The biggest losers

Published September 29, 2015

Editorial by Greensboro News-Record, September 29, 2015.

For once, it seems, South Carolina fares better at something we don’t want to be as good at.

The Palmetto State’s obesity rate of 32.1 percent places it at 10th the nation. At 29.7 percent, North Carolina ranks 24th in the latest report on obesity released by the Trust for America’s Health and the Robert Wood Johnson Foundation.

That’s lower than every Southern state except Virginia (28 percent, or 41st nationally) and slightly below the national average.

Among its other Southern peers, the Tar Heel state looks almost svelte by comparison: Arkansas leads the nation at 35.9 percent, followed by No. 2 West Virginia (35.7 percent), No. 3 Mississippi (35.5 percent), No. 4 Louisiana (34.9 percent), No. 5 Alabama (33.5 percent), No. 10 South Carolina, No. 11 Texas (31.9 percent), No. 12 Kentucky (31.6 percent) and No. 14 Tennessee (31.2 percent).

Still, North Carolina’s fair-to-middling national ranking is nothing to brag about. The state’s obesity rate has increased nearly 10 percentage points since 2000. It was 20.9 percent 15 years ago and only 12.3 percent in 1990. And it’s still rising.

This means the best news about obesity rates in North Carolina is that they could be worse. The whole country is in lousy shape. Overall, 22 states have obesity rates above 30 percent. Nearly 35 percent, or roughly 79 million, U.S. adults are obese. Nearly 70 percent are either obese or overweight. No state ranks below 20 percent in adult obesity rates. Colorado is least obese, at 21.7 percent.

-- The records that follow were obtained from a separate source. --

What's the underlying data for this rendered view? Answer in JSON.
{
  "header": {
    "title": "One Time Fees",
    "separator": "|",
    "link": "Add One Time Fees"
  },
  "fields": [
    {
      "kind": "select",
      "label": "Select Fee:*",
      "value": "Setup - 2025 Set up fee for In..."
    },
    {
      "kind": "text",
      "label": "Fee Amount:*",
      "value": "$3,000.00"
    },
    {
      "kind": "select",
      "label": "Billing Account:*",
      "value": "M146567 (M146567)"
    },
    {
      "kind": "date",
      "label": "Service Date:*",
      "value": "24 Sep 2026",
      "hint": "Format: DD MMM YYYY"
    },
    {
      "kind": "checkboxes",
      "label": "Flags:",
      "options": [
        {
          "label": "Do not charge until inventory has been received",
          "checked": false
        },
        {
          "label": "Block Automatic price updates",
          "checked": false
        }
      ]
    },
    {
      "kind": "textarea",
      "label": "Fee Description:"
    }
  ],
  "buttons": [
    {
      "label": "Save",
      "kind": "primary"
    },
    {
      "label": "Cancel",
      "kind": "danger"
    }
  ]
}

And, despite a recent downtick in childhood obesity, the national rate remains alarming, affecting 12.7 million children and adolescents ages 2-19.

North Carolina places seventh-highest for its incidence of obese 2- to 4-year-olds living in low-income families.

This does not bode well for their futures. Obesity typically leads to serious illnesses, including heart disease, hypertension, cancer and diabetes.

The sobering numbers affirm a growing trend in health care to stress prevention and healthier lifestyles. “The focus in the future is on keeping you well rather than just treating you when you are sick,” Cone Health CEO Terry Akin said in a July News & Record op-ed.

The report also affirms greater concern and awareness in Greensboro and other communities about food deserts, where, in certain neighborhoods, access to healthy and affordable groceries is limited, if not altogether absent.

It affirms efforts to use community gardens, food trucks and even a cooperative grocery store in northeast Greensboro to close that gap.

It affirms the city’s expansion of its sprawling greenway network, which seeks to link the more than 90 miles of walking trails and bike paths into a more practical means for travel, not simply recreation. The centerpiece of it all, the Downtown Greenway, is gradually taking shape one impressive stretch at a time.

It affirms, yet again, the importance of awareness and education. For instance, in families in which the adult head of household has completed college, the incidence of obesity among children is halved.

Finally, these numbers affirm a component of the Say Yes To Education Initiative in Guilford County, which includes health care among its support services.

Beyond the obvious health benefits of reducing obesity are significant savings in health care costs. One figure places the annual total at $190 billion, or more than 61 percent of health care spending.

They include inpatient and outpatient care, time and productivity lost from work, lower wages and higher insurance premiums.

Memo to those Americans who take haughty pride in “exercising” your right to eat unhealthy diets and live unhealthy lifestyles: You’re costing us all.